Oleh M.Dhayfan Al-ghiffari pada 24 Jul 2026, 13:19 WIB

JAKARTA, Cobisnis.com - Pemerintah Vietnam melakukan reformasi besar di sektor pendidikan melalui Resolusi 71 Politbiro. Salah satu fokus utamanya adalah meningkatkan kesejahteraan guru dan tenaga sekolah untuk memperkuat kualitas pendidikan nasional.

Dalam kebijakan tersebut, guru pendidikan anak usia dini dan sekolah dasar berpeluang mendapatkan tunjangan hingga 70%. Sementara guru yang bertugas di wilayah sulit, perbatasan, kepulauan, pegunungan, serta kawasan etnis minoritas dapat memperoleh tunjangan hingga 100%.

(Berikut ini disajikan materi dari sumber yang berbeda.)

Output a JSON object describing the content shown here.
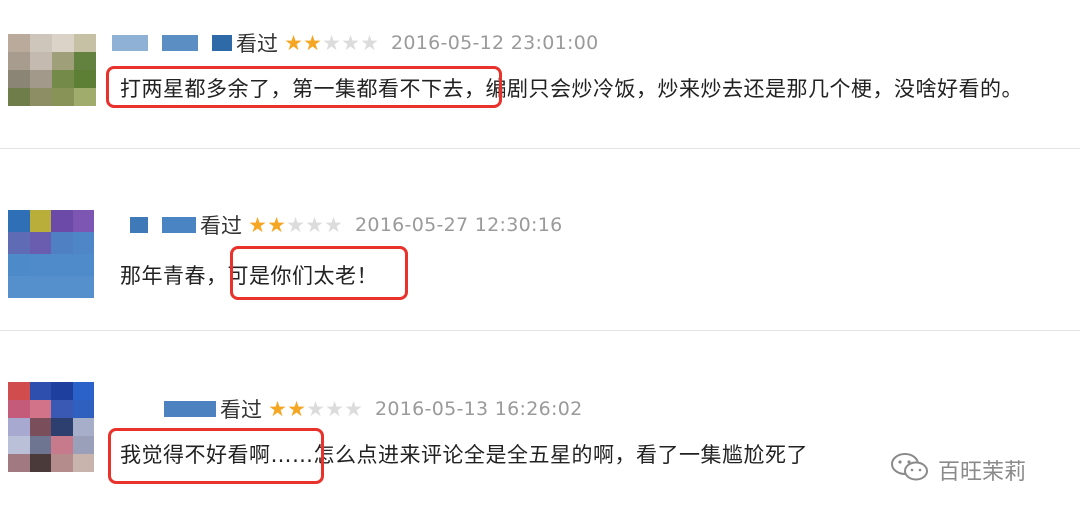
{
  "reviews": [
    {
      "status": "看过",
      "rating": 2,
      "max_rating": 5,
      "date": "2016-05-12 23:01:00",
      "comment_highlight": "打两星都多余了，第一集都看不下去，",
      "comment_rest": "编剧只会炒冷饭，炒来炒去还是那几个梗，没啥好看的。"
    },
    {
      "status": "看过",
      "rating": 2,
      "max_rating": 5,
      "date": "2016-05-27 12:30:16",
      "comment_prefix": "那年青春，",
      "comment_highlight": "可是你们太老！"
    },
    {
      "status": "看过",
      "rating": 2,
      "max_rating": 5,
      "date": "2016-05-13 16:26:02",
      "comment_highlight": "我觉得不好看啊……",
      "comment_rest": "怎么点进来评论全是全五星的啊，看了一集尴尬死了"
    }
  ],
  "watermark": {
    "text": "百旺茉莉",
    "icon": "wechat-icon"
  },
  "colors": {
    "highlight": "#e8322b",
    "star_on": "#f5a623",
    "star_off": "#dcdcdc",
    "date": "#9a9a9a"
  }
}
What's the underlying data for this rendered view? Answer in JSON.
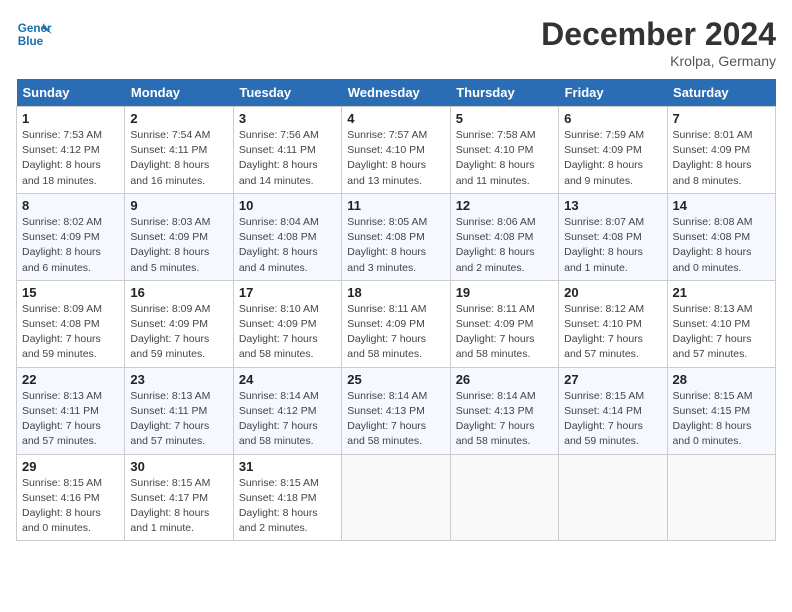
{
  "header": {
    "logo_line1": "General",
    "logo_line2": "Blue",
    "month": "December 2024",
    "location": "Krolpa, Germany"
  },
  "days_of_week": [
    "Sunday",
    "Monday",
    "Tuesday",
    "Wednesday",
    "Thursday",
    "Friday",
    "Saturday"
  ],
  "weeks": [
    [
      {
        "day": 1,
        "info": "Sunrise: 7:53 AM\nSunset: 4:12 PM\nDaylight: 8 hours and 18 minutes."
      },
      {
        "day": 2,
        "info": "Sunrise: 7:54 AM\nSunset: 4:11 PM\nDaylight: 8 hours and 16 minutes."
      },
      {
        "day": 3,
        "info": "Sunrise: 7:56 AM\nSunset: 4:11 PM\nDaylight: 8 hours and 14 minutes."
      },
      {
        "day": 4,
        "info": "Sunrise: 7:57 AM\nSunset: 4:10 PM\nDaylight: 8 hours and 13 minutes."
      },
      {
        "day": 5,
        "info": "Sunrise: 7:58 AM\nSunset: 4:10 PM\nDaylight: 8 hours and 11 minutes."
      },
      {
        "day": 6,
        "info": "Sunrise: 7:59 AM\nSunset: 4:09 PM\nDaylight: 8 hours and 9 minutes."
      },
      {
        "day": 7,
        "info": "Sunrise: 8:01 AM\nSunset: 4:09 PM\nDaylight: 8 hours and 8 minutes."
      }
    ],
    [
      {
        "day": 8,
        "info": "Sunrise: 8:02 AM\nSunset: 4:09 PM\nDaylight: 8 hours and 6 minutes."
      },
      {
        "day": 9,
        "info": "Sunrise: 8:03 AM\nSunset: 4:09 PM\nDaylight: 8 hours and 5 minutes."
      },
      {
        "day": 10,
        "info": "Sunrise: 8:04 AM\nSunset: 4:08 PM\nDaylight: 8 hours and 4 minutes."
      },
      {
        "day": 11,
        "info": "Sunrise: 8:05 AM\nSunset: 4:08 PM\nDaylight: 8 hours and 3 minutes."
      },
      {
        "day": 12,
        "info": "Sunrise: 8:06 AM\nSunset: 4:08 PM\nDaylight: 8 hours and 2 minutes."
      },
      {
        "day": 13,
        "info": "Sunrise: 8:07 AM\nSunset: 4:08 PM\nDaylight: 8 hours and 1 minute."
      },
      {
        "day": 14,
        "info": "Sunrise: 8:08 AM\nSunset: 4:08 PM\nDaylight: 8 hours and 0 minutes."
      }
    ],
    [
      {
        "day": 15,
        "info": "Sunrise: 8:09 AM\nSunset: 4:08 PM\nDaylight: 7 hours and 59 minutes."
      },
      {
        "day": 16,
        "info": "Sunrise: 8:09 AM\nSunset: 4:09 PM\nDaylight: 7 hours and 59 minutes."
      },
      {
        "day": 17,
        "info": "Sunrise: 8:10 AM\nSunset: 4:09 PM\nDaylight: 7 hours and 58 minutes."
      },
      {
        "day": 18,
        "info": "Sunrise: 8:11 AM\nSunset: 4:09 PM\nDaylight: 7 hours and 58 minutes."
      },
      {
        "day": 19,
        "info": "Sunrise: 8:11 AM\nSunset: 4:09 PM\nDaylight: 7 hours and 58 minutes."
      },
      {
        "day": 20,
        "info": "Sunrise: 8:12 AM\nSunset: 4:10 PM\nDaylight: 7 hours and 57 minutes."
      },
      {
        "day": 21,
        "info": "Sunrise: 8:13 AM\nSunset: 4:10 PM\nDaylight: 7 hours and 57 minutes."
      }
    ],
    [
      {
        "day": 22,
        "info": "Sunrise: 8:13 AM\nSunset: 4:11 PM\nDaylight: 7 hours and 57 minutes."
      },
      {
        "day": 23,
        "info": "Sunrise: 8:13 AM\nSunset: 4:11 PM\nDaylight: 7 hours and 57 minutes."
      },
      {
        "day": 24,
        "info": "Sunrise: 8:14 AM\nSunset: 4:12 PM\nDaylight: 7 hours and 58 minutes."
      },
      {
        "day": 25,
        "info": "Sunrise: 8:14 AM\nSunset: 4:13 PM\nDaylight: 7 hours and 58 minutes."
      },
      {
        "day": 26,
        "info": "Sunrise: 8:14 AM\nSunset: 4:13 PM\nDaylight: 7 hours and 58 minutes."
      },
      {
        "day": 27,
        "info": "Sunrise: 8:15 AM\nSunset: 4:14 PM\nDaylight: 7 hours and 59 minutes."
      },
      {
        "day": 28,
        "info": "Sunrise: 8:15 AM\nSunset: 4:15 PM\nDaylight: 8 hours and 0 minutes."
      }
    ],
    [
      {
        "day": 29,
        "info": "Sunrise: 8:15 AM\nSunset: 4:16 PM\nDaylight: 8 hours and 0 minutes."
      },
      {
        "day": 30,
        "info": "Sunrise: 8:15 AM\nSunset: 4:17 PM\nDaylight: 8 hours and 1 minute."
      },
      {
        "day": 31,
        "info": "Sunrise: 8:15 AM\nSunset: 4:18 PM\nDaylight: 8 hours and 2 minutes."
      },
      null,
      null,
      null,
      null
    ]
  ]
}
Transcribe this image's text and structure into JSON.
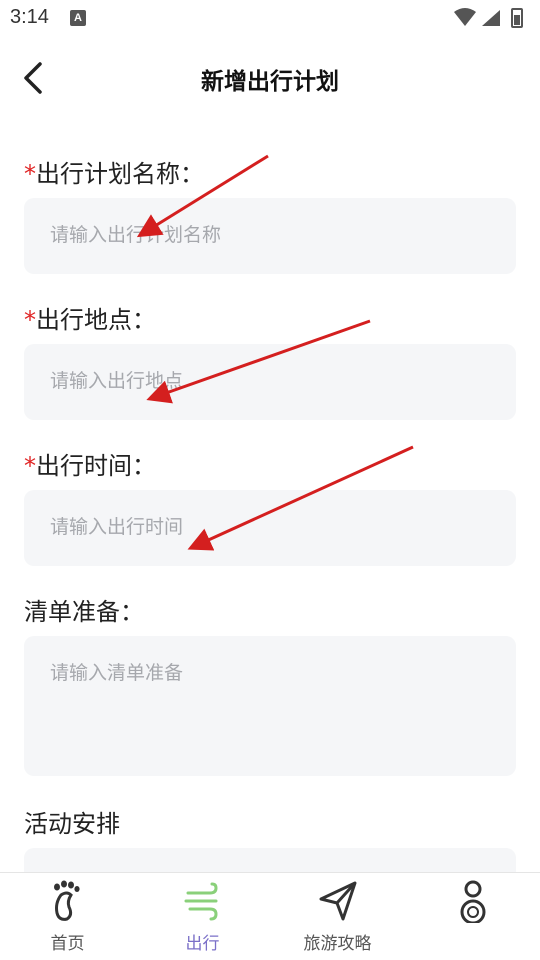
{
  "status": {
    "time": "3:14",
    "notif_letter": "A"
  },
  "header": {
    "title": "新增出行计划"
  },
  "form": {
    "required_mark": "*",
    "fields": [
      {
        "label": "出行计划名称：",
        "required": true,
        "placeholder": "请输入出行计划名称"
      },
      {
        "label": "出行地点：",
        "required": true,
        "placeholder": "请输入出行地点"
      },
      {
        "label": "出行时间：",
        "required": true,
        "placeholder": "请输入出行时间"
      },
      {
        "label": "清单准备：",
        "required": false,
        "placeholder": "请输入清单准备"
      },
      {
        "label": "活动安排",
        "required": false,
        "placeholder": ""
      }
    ]
  },
  "tabbar": {
    "active_color": "#7b70c8",
    "tabs": [
      {
        "label": "首页",
        "icon": "footprint-icon",
        "active": false
      },
      {
        "label": "出行",
        "icon": "wind-icon",
        "active": true
      },
      {
        "label": "旅游攻略",
        "icon": "paper-plane-icon",
        "active": false
      },
      {
        "label": "",
        "icon": "user-profile-icon",
        "active": false
      }
    ]
  },
  "annotation_color": "#d41f1f"
}
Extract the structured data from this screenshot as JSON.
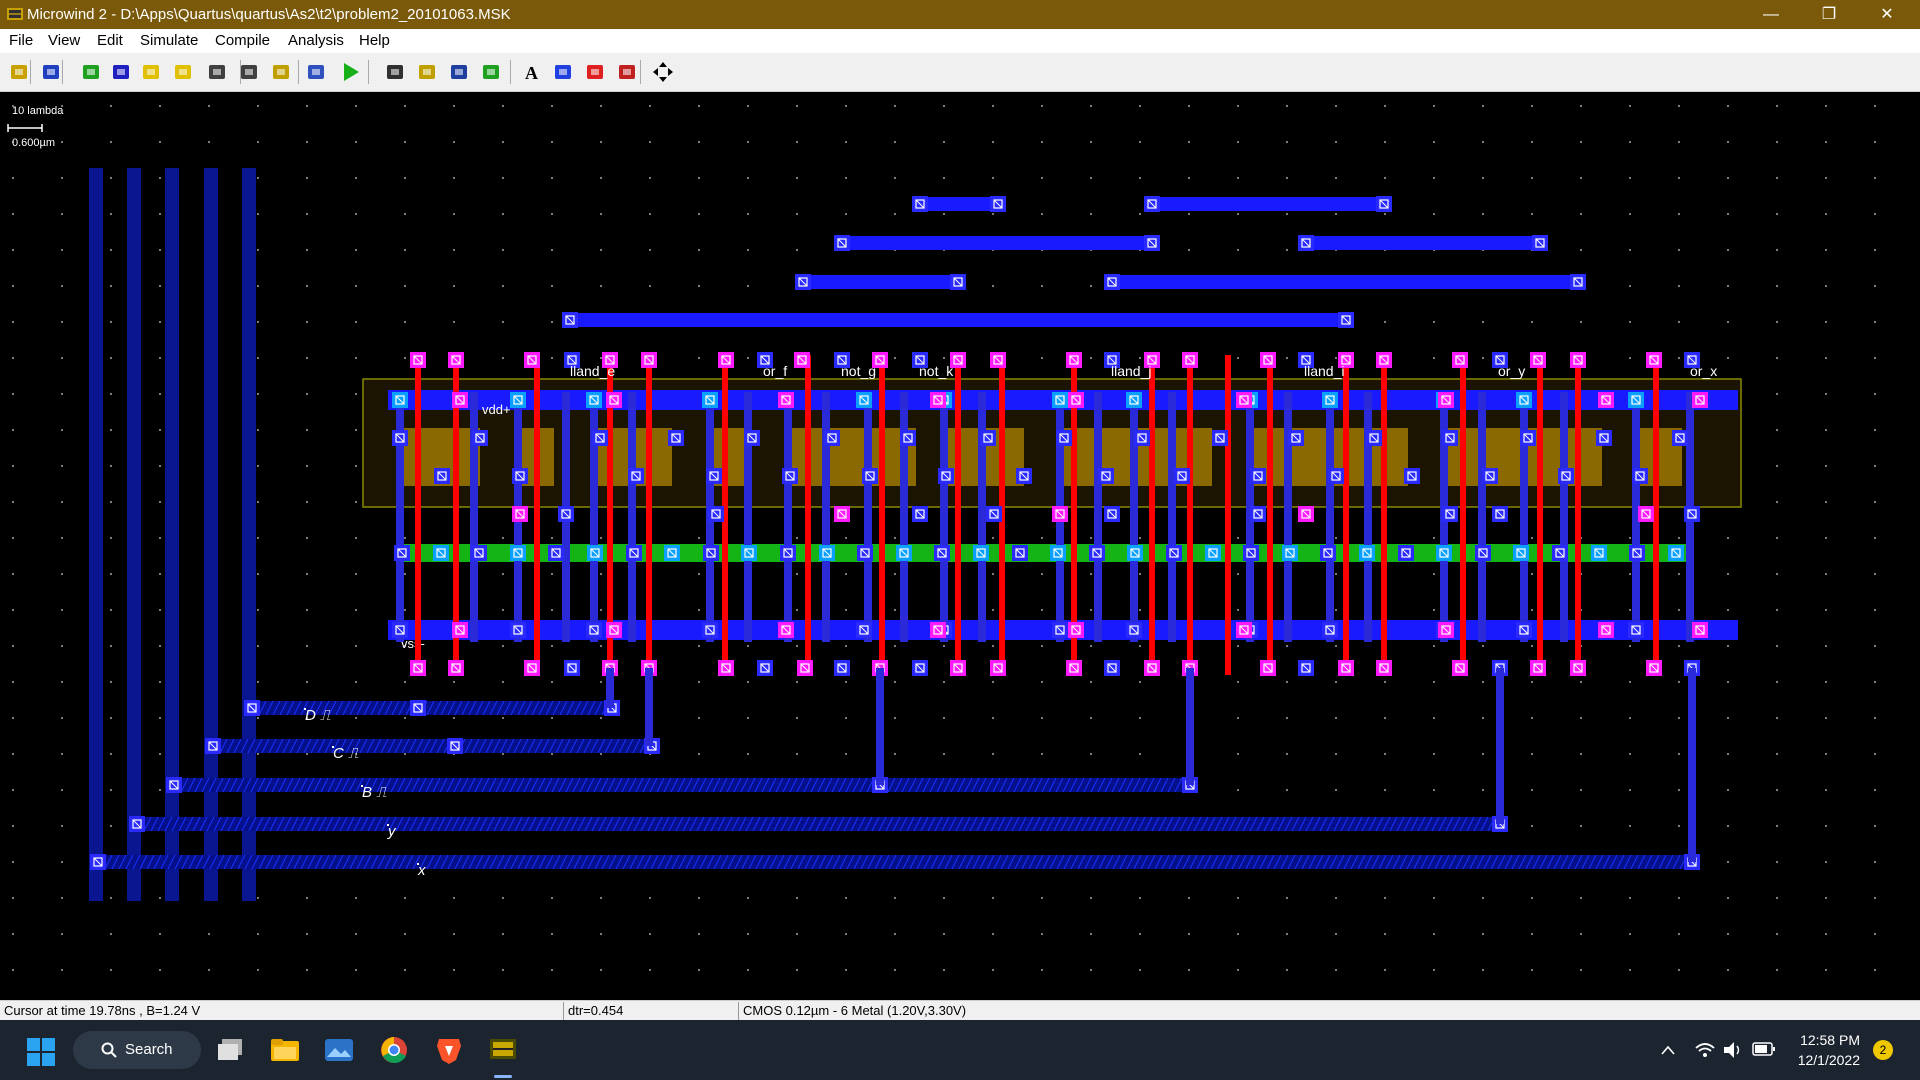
{
  "window": {
    "title": "Microwind 2 - D:\\Apps\\Quartus\\quartus\\As2\\t2\\problem2_20101063.MSK",
    "minimize_glyph": "—",
    "maximize_glyph": "❐",
    "close_glyph": "✕"
  },
  "menu": [
    "File",
    "View",
    "Edit",
    "Simulate",
    "Compile",
    "Analysis",
    "Help"
  ],
  "toolbar_icons": [
    "open-file-icon",
    "save-icon",
    "edit-icon",
    "layer-icon",
    "copy-icon",
    "move-icon",
    "zoom-in-icon",
    "zoom-out-icon",
    "zoom-all-icon",
    "connect-icon",
    "run-simulation-icon",
    "distance-icon",
    "mos-icon",
    "3d-view-icon",
    "chip-icon",
    "text-icon",
    "cross-section-icon",
    "curve-icon",
    "palette-icon",
    "navigate-icon"
  ],
  "scale": {
    "label": "10 lambda",
    "value": "0.600µm"
  },
  "layout": {
    "rail_labels": [
      "vdd+",
      "vss-"
    ],
    "cell_labels": [
      "lland_e",
      "or_f",
      "not_g",
      "not_k",
      "lland_j",
      "lland_i",
      "or_y",
      "or_x"
    ],
    "input_labels": [
      "D",
      "C",
      "B",
      "y",
      "x"
    ]
  },
  "status": {
    "cursor": "Cursor at  time 19.78ns , B=1.24 V",
    "dtr": "dtr=0.454",
    "tech": "CMOS 0.12µm - 6 Metal (1.20V,3.30V)"
  },
  "taskbar": {
    "search": "Search",
    "time": "12:58 PM",
    "date": "12/1/2022",
    "notifications": "2"
  },
  "colors": {
    "metal1": "#1a1aff",
    "metal2_bus": "#0a1590",
    "poly": "#ff0000",
    "contact_pink": "#ff19ff",
    "diff_n": "#0aa0ff",
    "nwell_outline": "#8a8a00",
    "diff_p": "#8a6a00",
    "diff_green": "#14b414",
    "titlebar": "#7a5a0a"
  }
}
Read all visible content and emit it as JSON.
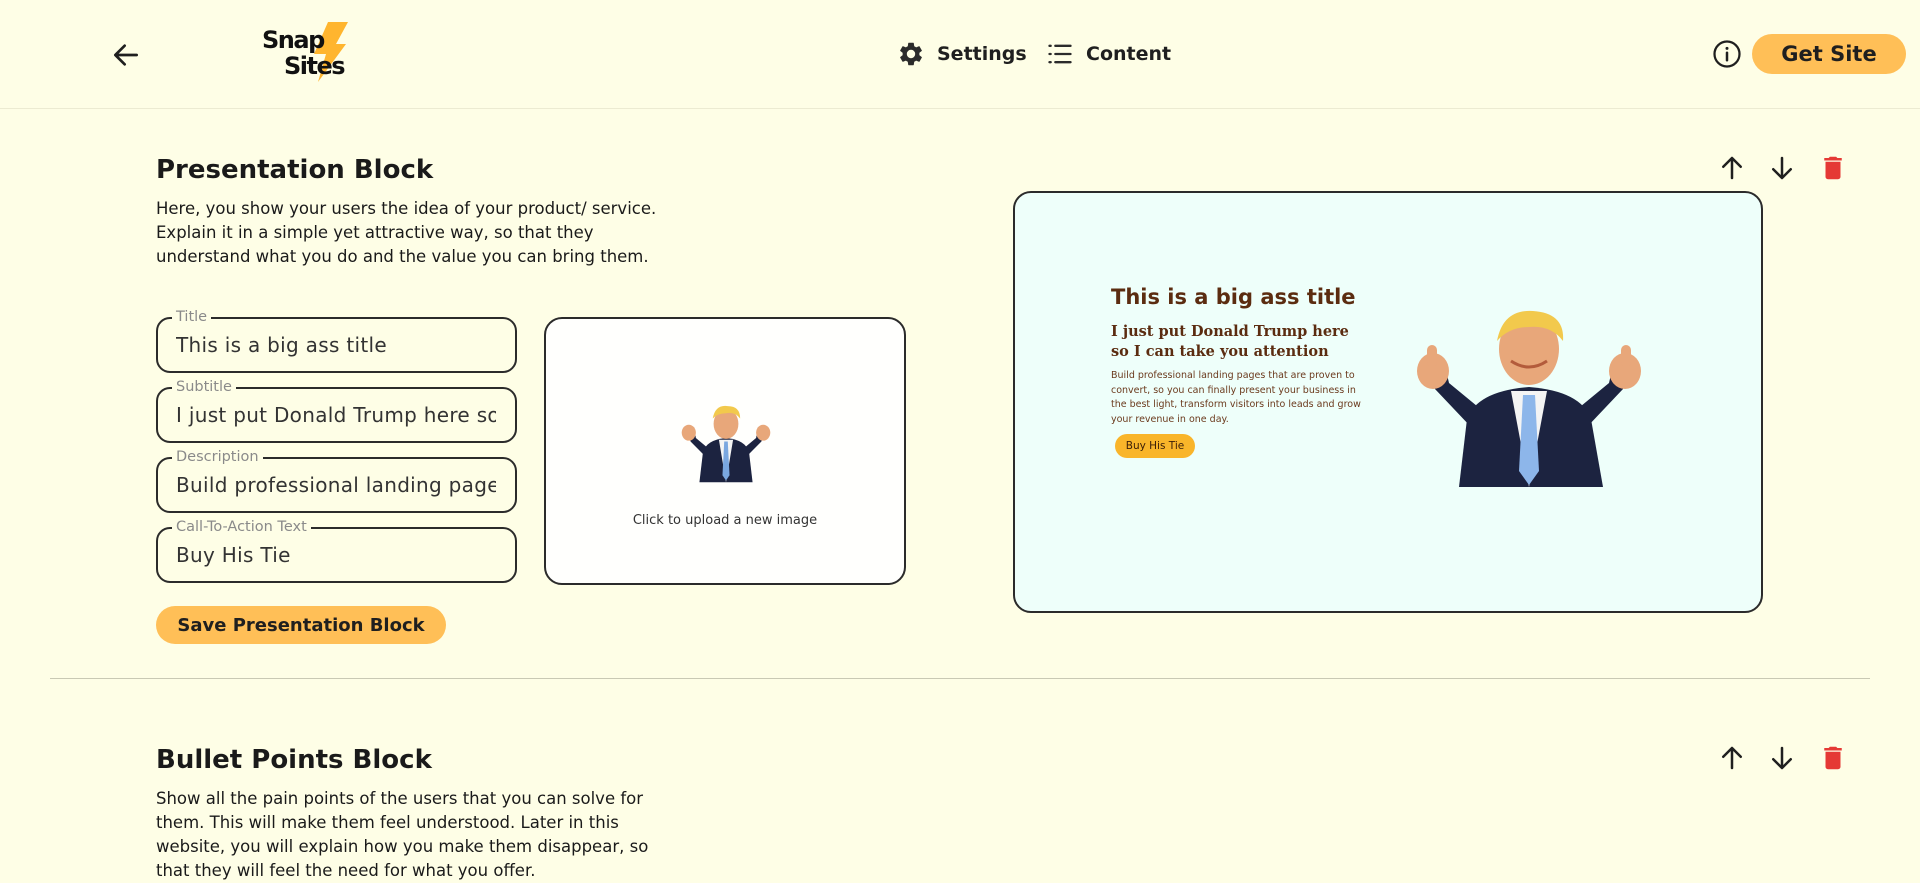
{
  "header": {
    "logo_line1": "Snap",
    "logo_line2": "Sites",
    "nav": {
      "settings_label": "Settings",
      "content_label": "Content"
    },
    "get_site_label": "Get Site"
  },
  "presentation_block": {
    "title": "Presentation Block",
    "description": "Here, you show your users the idea of your product/ service. Explain it in a simple yet attractive way, so that they understand what you do and the value you can bring them.",
    "fields": {
      "title": {
        "label": "Title",
        "value": "This is a big ass title"
      },
      "subtitle": {
        "label": "Subtitle",
        "value": "I just put Donald Trump here so I can take you attention"
      },
      "description": {
        "label": "Description",
        "value": "Build professional landing pages that are proven to convert, so you can finally present your business in the best light, transform visitors into leads and grow your revenue in one day."
      },
      "cta": {
        "label": "Call-To-Action Text",
        "value": "Buy His Tie"
      }
    },
    "upload_text": "Click to upload a new image",
    "save_label": "Save Presentation Block",
    "preview": {
      "title": "This is a big ass title",
      "subtitle": "I just put Donald Trump here so I can take you attention",
      "description": "Build professional landing pages that are proven to convert, so you can finally present your business in the best light, transform visitors into leads and grow your revenue in one day.",
      "cta": "Buy His Tie"
    }
  },
  "bullet_points_block": {
    "title": "Bullet Points Block",
    "description": "Show all the pain points of the users that you can solve for them. This will make them feel understood. Later in this website, you will explain how you make them disappear, so that they will feel the need for what you offer."
  },
  "colors": {
    "background": "#fefee6",
    "accent": "#ffbf57",
    "preview_bg": "#eefffa",
    "preview_text": "#5b2c10",
    "delete_red": "#e53935"
  },
  "icons": {
    "back": "arrow-left-icon",
    "settings": "gear-icon",
    "content": "list-icon",
    "info": "info-icon",
    "move_up": "arrow-up-icon",
    "move_down": "arrow-down-icon",
    "delete": "trash-icon"
  }
}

Tidak hanya guru, tenaga pendukung di sekolah juga mendapat perhatian melalui pemberian tunjangan minimal 30%. Kebijakan ini diharapkan dapat meningkatkan kesejahteraan seluruh tenaga yang terlibat langsung dalam sistem pendidikan.

Pemerintah Vietnam mengambil langkah tersebut untuk mengatasi persoalan pendapatan guru yang dinilai masih rendah. Kondisi ini sebelumnya turut menjadi salah satu faktor tingginya angka pengunduran diri guru, terutama pada jenjang pendidikan prasekolah.

Dengan peningkatan tunjangan, pemerintah berharap profesi guru menjadi lebih menarik dan mampu mempertahankan tenaga pendidik berkualitas. Insentif yang lebih besar juga diarahkan untuk mendorong guru mengabdi di daerah yang selama ini sulit mendapatkan tenaga pengajar.

Reformasi pendidikan Vietnam juga didukung peningkatan anggaran. Pemerintah menetapkan anggaran pendidikan dan pelatihan sedikitnya 20% dari total belanja negara untuk membangun sistem pendidikan yang lebih modern, adil, berkualitas, serta merata hingga wilayah terpencil.

Langkah ini menjadi bagian dari visi jangka panjang Vietnam hingga 2045. Negara tersebut menargetkan sistem pendidikan yang mampu menghasilkan sumber daya manusia berkualitas, meningkatkan daya saing global, serta membawa kualitas pendidikan masuk dalam jajaran 20 besar dunia.